In the absence of some explanation of the weight of scientific evidence, communicating a range of population risks might be misconstrued by those unfamiliar with quantitative methods as implying that all the numbers in the range are equally likely or plausible and therefore equally valid for regulation. Many risk estimates are crude yardsticks for decision-making--as Thomas Gentile, of New York State's Division of Air Resources, noted in his testimony before the Commission, many state-level risk managers just want to know, "Is it safe or not?" In this context, the routine provision of a distribution or range of possible risks might only confuse and delay the regulatory process.

Generating ranges or probabilistic distributions of risk estimates instead of point estimates is thought to portray more accurately the range of possible risks experienced by an exposed population. When data are scarce, assumptions about the underlying shape of the risk distribution dominate; that is, when uncertainty is great, a range of probabilities based on assumptions would replace point estimates based on assumptions. As Thomas Starr, of ENVIRON, testified before the Commission, formal uncertainty analyses are not useful if there are disagreements about the underlying shapes of the distributions; folding assumptions about those shapes into a risk assessment incorporates the assessor's bias into the risk estimate. Approximating uncertainty thus introduces yet another source of uncertainty.
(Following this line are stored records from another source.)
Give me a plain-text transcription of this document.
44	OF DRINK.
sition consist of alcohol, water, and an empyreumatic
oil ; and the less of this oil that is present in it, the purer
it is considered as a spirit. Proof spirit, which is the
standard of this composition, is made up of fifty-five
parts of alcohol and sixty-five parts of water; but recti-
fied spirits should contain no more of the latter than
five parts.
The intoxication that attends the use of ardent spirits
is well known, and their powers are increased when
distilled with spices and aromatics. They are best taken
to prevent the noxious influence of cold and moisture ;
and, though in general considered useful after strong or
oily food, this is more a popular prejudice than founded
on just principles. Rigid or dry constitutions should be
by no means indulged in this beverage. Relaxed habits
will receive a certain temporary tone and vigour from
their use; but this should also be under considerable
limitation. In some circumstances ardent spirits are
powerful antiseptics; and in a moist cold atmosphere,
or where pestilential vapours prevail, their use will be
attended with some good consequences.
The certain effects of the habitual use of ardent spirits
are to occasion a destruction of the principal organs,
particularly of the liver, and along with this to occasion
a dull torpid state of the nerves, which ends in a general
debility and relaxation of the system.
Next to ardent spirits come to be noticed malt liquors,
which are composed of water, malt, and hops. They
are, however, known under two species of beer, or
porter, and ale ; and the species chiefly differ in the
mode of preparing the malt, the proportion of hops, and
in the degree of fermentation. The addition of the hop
A report prepared by Cambridge Environmental Inc. for the Commission, Health Risk Assessments Prepared per the Risk Assessment Reforms under Consideration in the U.S. Congress (see appendix A.5 for abstract), showed that when chemicals that are not known human carcinogens are evaluated, most of the uncertainty in risk estimates results from uncertainty about a substance's toxicity. The probability distributions generated to account for that kind of uncertainty can take a variety of shapes, depending on the assumptions made and the data used--for example, whether a chemical that tested positive for carcinogenicity in a rodent bioassay is or is not a human carcinogen and whether some tumor rates were reduced, not increased. Methods for quantitatively describing the uncertainties associated with toxicity are still under development.

Providing distributions of risk is thought to counteract the perceived bias toward overestimating risk that is due to a compounding of conservative default assumptions. However, any range of a population's risks inevitably will include estimates in the upper end of the distribution that are at least as stringent as currently provided by point estimates. When confronted by an array of estimates, regulators and community groups are likely to choose from the more stringent portion of the range. Using formal uncertainty analysis is unlikely to lead to less-stringent regulation. If the risk-management process is perceived to be too stringent, the risk-management process, not the risk-assessment method, should be modified.